What Can You Write Off with a DBA? Understanding DBA

What is a DBA?

DBA stands for “doing business as.” It allows you to conduct business under a name other than your own. Filing for a DBA allows you to operate under an assumed, trade, or fictitious name. Your DBA is different from your name as the business owner or your business’s legal, registered name.

Registering a DBA

If you plan to use a business name other than your own, you must register a DBA with your state. The Small Business Administration can be a resource if you are unsure if you need to register a DBA. Registering for a DBA allows you to transact business under the fictitious name instead of your personal name.

Benefits and Process

DBAs make expanding your business easier. You can use DBAs to operate different “sub-businesses” of the main business. Using a DBA helps you to convey your brand and identity more clearly than using your personal name LLC.

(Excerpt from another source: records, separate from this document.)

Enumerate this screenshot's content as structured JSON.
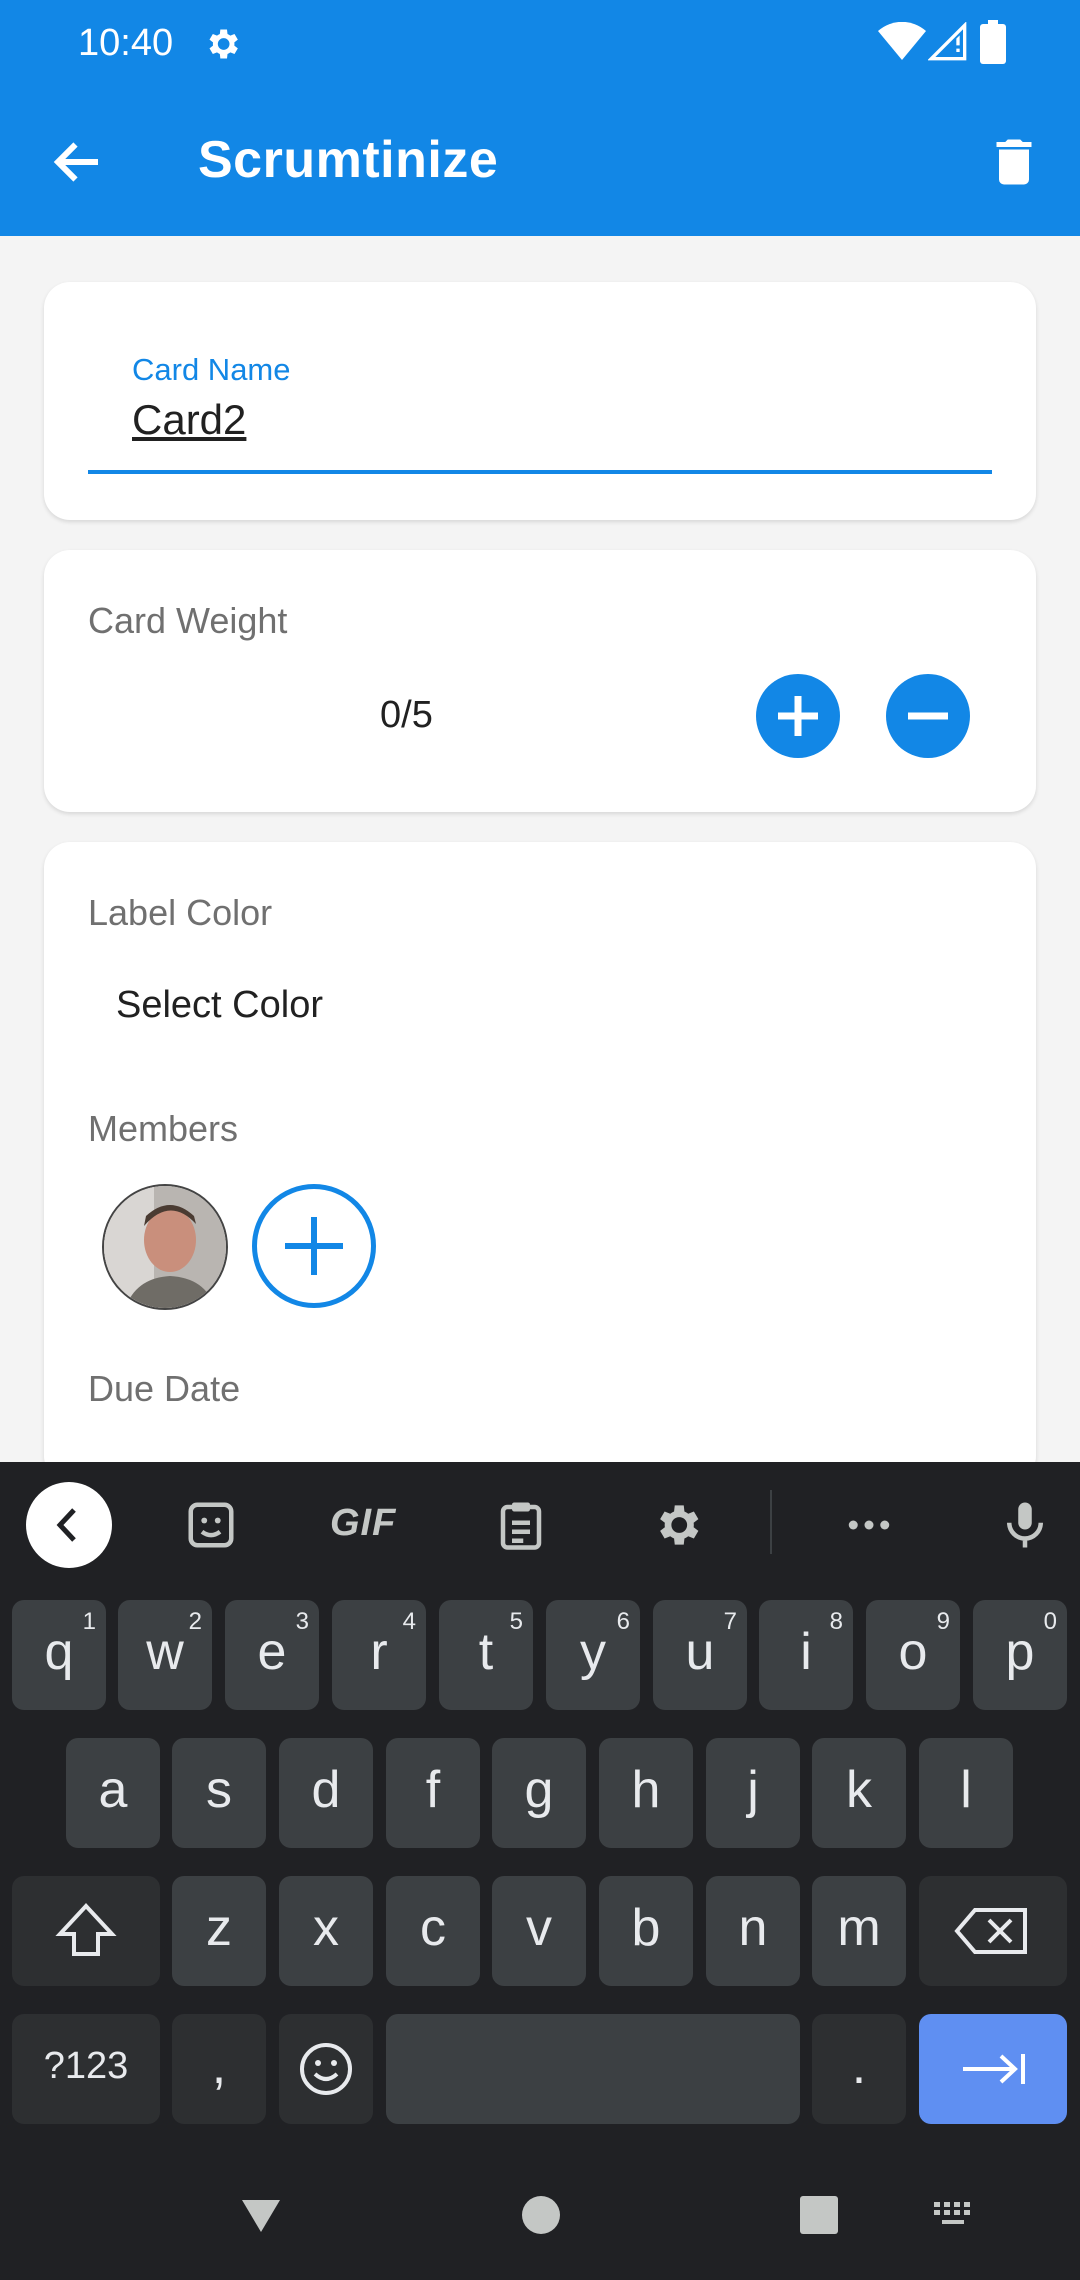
{
  "status_bar": {
    "time": "10:40"
  },
  "app_bar": {
    "title": "Scrumtinize"
  },
  "card_name": {
    "label": "Card Name",
    "value": "Card2"
  },
  "card_weight": {
    "label": "Card Weight",
    "value": "0/5"
  },
  "label_color": {
    "label": "Label Color",
    "select_text": "Select Color"
  },
  "members": {
    "label": "Members"
  },
  "due_date": {
    "label": "Due Date"
  },
  "keyboard": {
    "toolbar_gif": "GIF",
    "row1": [
      {
        "key": "q",
        "hint": "1"
      },
      {
        "key": "w",
        "hint": "2"
      },
      {
        "key": "e",
        "hint": "3"
      },
      {
        "key": "r",
        "hint": "4"
      },
      {
        "key": "t",
        "hint": "5"
      },
      {
        "key": "y",
        "hint": "6"
      },
      {
        "key": "u",
        "hint": "7"
      },
      {
        "key": "i",
        "hint": "8"
      },
      {
        "key": "o",
        "hint": "9"
      },
      {
        "key": "p",
        "hint": "0"
      }
    ],
    "row2": [
      "a",
      "s",
      "d",
      "f",
      "g",
      "h",
      "j",
      "k",
      "l"
    ],
    "row3": [
      "z",
      "x",
      "c",
      "v",
      "b",
      "n",
      "m"
    ],
    "symbols_key": "?123",
    "comma_key": ",",
    "period_key": "."
  },
  "colors": {
    "primary": "#1287e6",
    "keyboard_bg": "#202124",
    "key_bg": "#3c4043",
    "enter_key": "#5f8ff2"
  }
}
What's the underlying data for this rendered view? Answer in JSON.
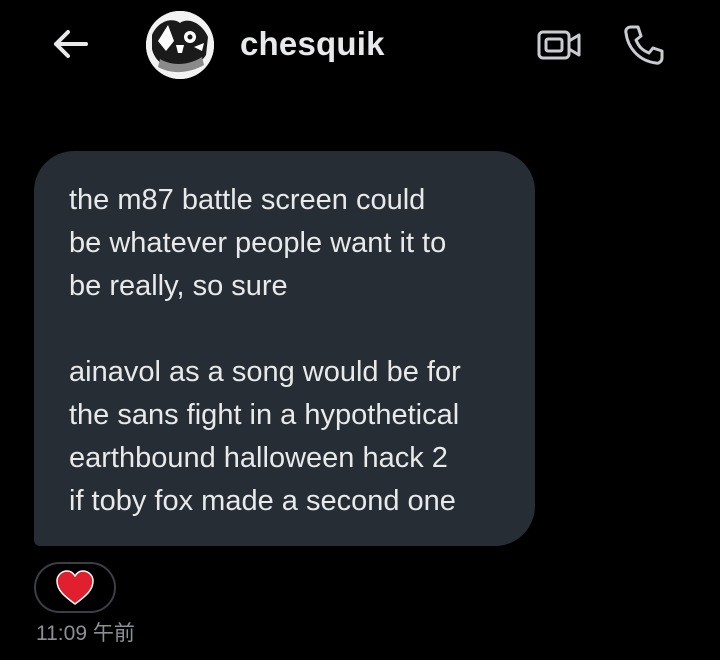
{
  "header": {
    "back_icon": "arrow-left-icon",
    "username": "chesquik",
    "video_icon": "video-camera-icon",
    "call_icon": "phone-icon"
  },
  "message": {
    "paragraphs": [
      "the m87 battle screen could\nbe whatever people want it to\nbe really, so sure",
      "ainavol as a song would be for\nthe sans fight in a hypothetical\nearthbound halloween hack 2\nif toby fox made a second one"
    ],
    "reaction_icon": "heart-icon",
    "timestamp": "11:09 午前"
  },
  "colors": {
    "background": "#000000",
    "bubble": "#262d34",
    "text": "#e7e9ea",
    "muted": "#8b9095",
    "heart": "#e0202e"
  }
}
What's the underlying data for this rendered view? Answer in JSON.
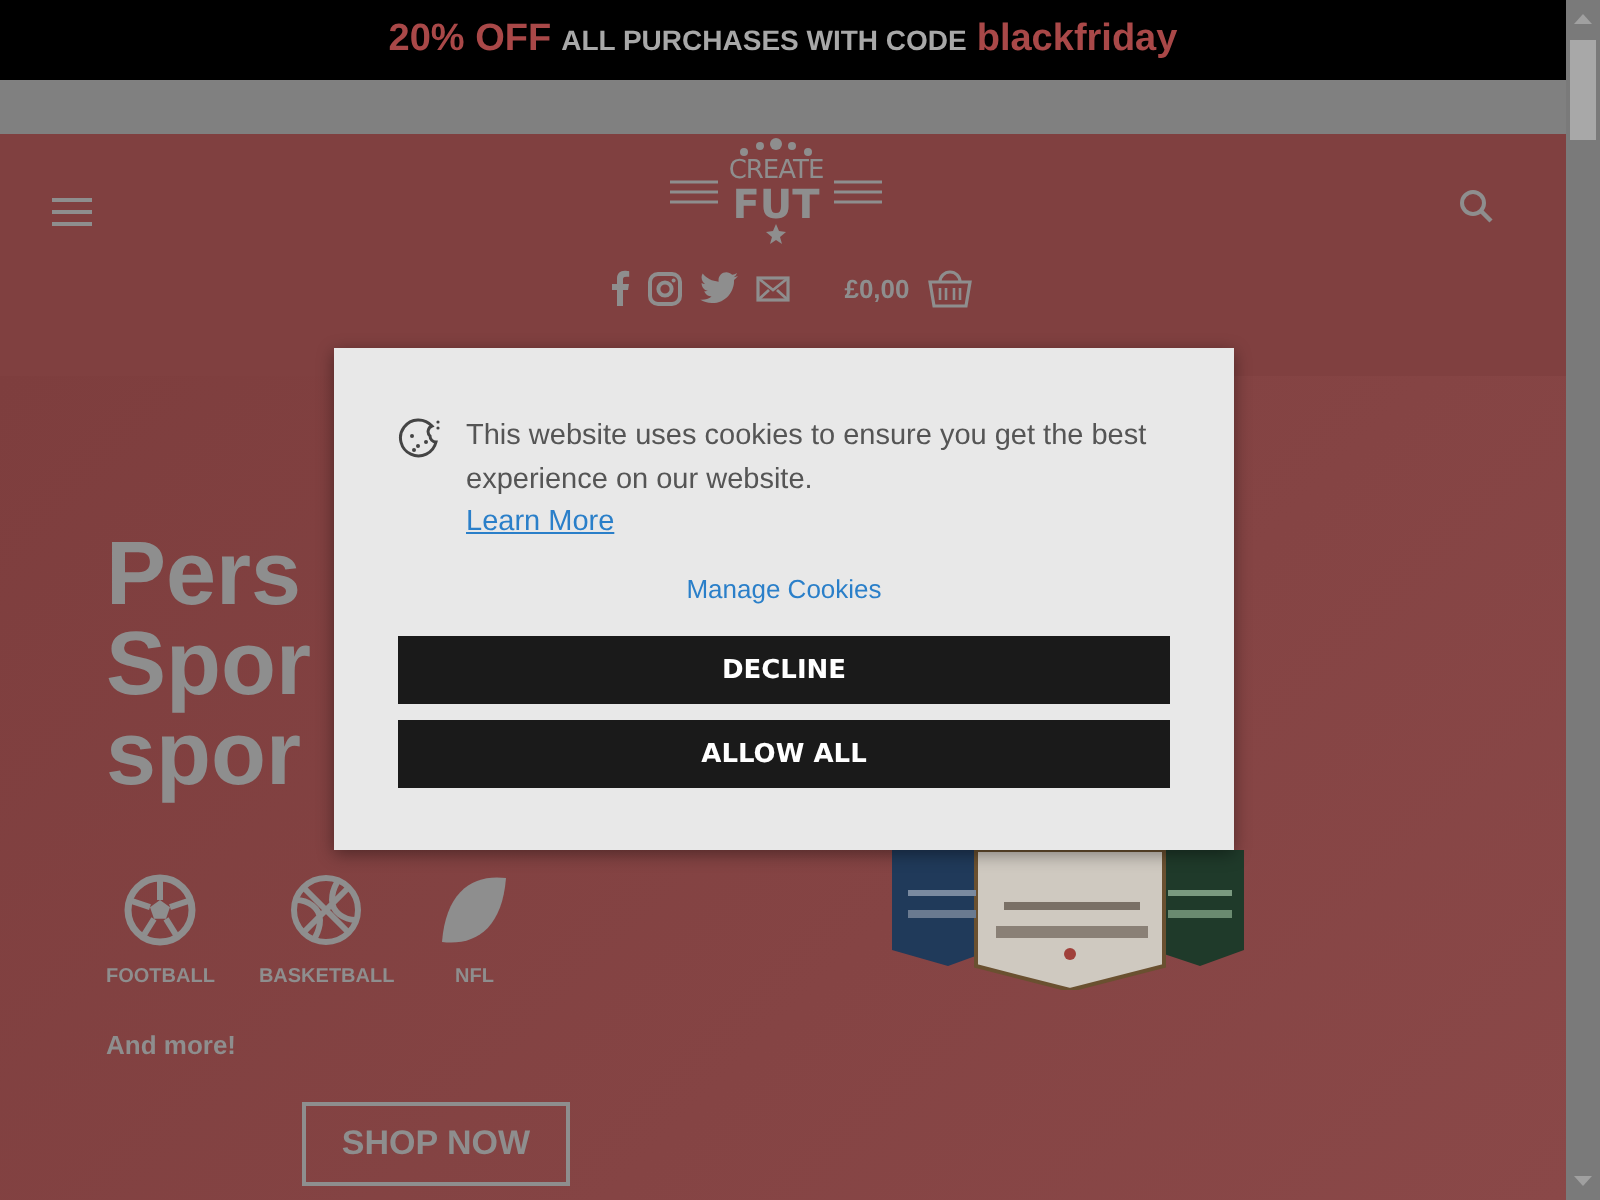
{
  "promo_bar": {
    "discount": "20% OFF",
    "text": "ALL PURCHASES WITH CODE",
    "code": "blackfriday"
  },
  "header": {
    "logo": {
      "line1": "CREATE",
      "line2": "FUT"
    },
    "social": [
      {
        "kind": "facebook"
      },
      {
        "kind": "instagram"
      },
      {
        "kind": "twitter"
      },
      {
        "kind": "mail"
      }
    ],
    "cart_total": "£0,00"
  },
  "hero": {
    "heading": [
      "Pers",
      "Spor",
      "spor"
    ],
    "sports": [
      {
        "label": "FOOTBALL",
        "kind": "football"
      },
      {
        "label": "BASKETBALL",
        "kind": "basketball"
      },
      {
        "label": "NFL",
        "kind": "nfl"
      }
    ],
    "more": "And more!",
    "cta": "SHOP NOW",
    "image": {
      "kind": "picture"
    }
  },
  "cookie_dialog": {
    "message": "This website uses cookies to ensure you get the best experience on our website.",
    "learn_more": "Learn More",
    "manage": "Manage Cookies",
    "buttons": [
      "DECLINE",
      "ALLOW ALL"
    ]
  }
}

To obtain a DBA, follow these steps:

  1. Get your seller’s permit and business license.
  2. File for a DBA through your county or state office.
  3. Pay the registration fee.

Banks often require sole proprietorships and partners in general partnerships to have a DBA before they can open a business bank account.

Legal Considerations

Doing business as a DBA allows you to own your business under a different name, usually a fictitious, assumed, or trade name. It is a legal procedure that does not enable dishonest business people to avoid legal trouble.

Tax Implications

Can you write-off expenses with a DBA?
How do taxes work with a DBA?

Please note: Specific guidance regarding tax write-offs and the tax implications of a DBA has not been provided and would need to be sourced from relevant tax laws or a tax professional.